Three bullets for a President versus eighteen for Congress. Eighteen enumerated powers for Congress, powers that include collecting taxes to pay debt, defend the nation, and provide for the general welfare. A president has a Constitutional duty to recommend to Congress measures he or she deems necessary and expedient, but he has no authority to implement those measures. Only Congress can do that.
So budget woes, veterans’ affairs, health and human services rest at the feet of Congressmen and women, in the arms of the Senate. They are responsible for and have a duty also to borrow money in behalf of the nation, regulate international trade, coin money, establish post offices, promote scientific progress, and to protect copyright and patents for the sciences and arts.

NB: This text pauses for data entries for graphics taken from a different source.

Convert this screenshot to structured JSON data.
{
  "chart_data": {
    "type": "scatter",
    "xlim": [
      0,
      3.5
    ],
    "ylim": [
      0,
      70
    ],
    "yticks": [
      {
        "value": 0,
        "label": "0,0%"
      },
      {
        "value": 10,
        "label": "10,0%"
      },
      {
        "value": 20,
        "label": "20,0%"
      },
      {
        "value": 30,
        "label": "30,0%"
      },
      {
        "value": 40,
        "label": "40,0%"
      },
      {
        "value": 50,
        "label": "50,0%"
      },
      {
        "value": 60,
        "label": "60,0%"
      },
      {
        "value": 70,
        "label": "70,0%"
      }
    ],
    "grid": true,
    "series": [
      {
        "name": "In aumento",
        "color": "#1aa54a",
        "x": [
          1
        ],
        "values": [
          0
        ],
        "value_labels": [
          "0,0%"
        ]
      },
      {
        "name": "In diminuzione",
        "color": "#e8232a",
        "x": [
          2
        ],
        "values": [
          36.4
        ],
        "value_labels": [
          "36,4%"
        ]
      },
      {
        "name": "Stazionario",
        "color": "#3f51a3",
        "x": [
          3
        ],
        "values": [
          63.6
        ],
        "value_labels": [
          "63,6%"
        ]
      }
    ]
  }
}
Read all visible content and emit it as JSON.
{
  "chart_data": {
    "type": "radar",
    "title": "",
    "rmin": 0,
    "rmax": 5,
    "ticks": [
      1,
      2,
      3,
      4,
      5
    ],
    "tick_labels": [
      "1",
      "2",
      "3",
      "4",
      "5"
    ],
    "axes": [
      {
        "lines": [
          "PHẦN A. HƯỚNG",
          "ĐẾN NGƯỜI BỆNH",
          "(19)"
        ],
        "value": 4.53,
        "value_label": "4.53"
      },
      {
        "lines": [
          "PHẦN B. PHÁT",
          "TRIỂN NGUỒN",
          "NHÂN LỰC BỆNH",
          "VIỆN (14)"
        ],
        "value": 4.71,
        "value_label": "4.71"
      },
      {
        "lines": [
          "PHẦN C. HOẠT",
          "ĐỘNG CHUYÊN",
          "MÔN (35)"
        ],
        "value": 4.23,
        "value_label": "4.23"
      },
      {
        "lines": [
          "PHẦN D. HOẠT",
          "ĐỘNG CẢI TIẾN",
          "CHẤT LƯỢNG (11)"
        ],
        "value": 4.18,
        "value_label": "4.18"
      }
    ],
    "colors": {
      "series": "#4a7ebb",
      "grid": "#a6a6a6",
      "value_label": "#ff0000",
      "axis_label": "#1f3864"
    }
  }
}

Has Congress neglected its Constitutional duties? It would seem so. Yet the Office of the President has become the target for blame. It’s the President’s agenda. It’s the President’s spending. It’s the President’s overreach. It’s the President’s religion, race, birthright and more while Congress dons its Invisibility Cloak, leaving only the index finger exposed, necessary to redirect blame.
While I recognize that much has evolved over time, the foundation remains strong. The President has more influence, but his or her ability to make law and balance budgets just doesn’t exist without the cooperation and collaboration of Congress. A President may veto, but he cannot create.
Congress is guilty of sloth, of being derelict, of neglecting to uphold its Constitutional duty by and for the American people. If you want this nation to grow and prosper, call your Congressmen and women--please.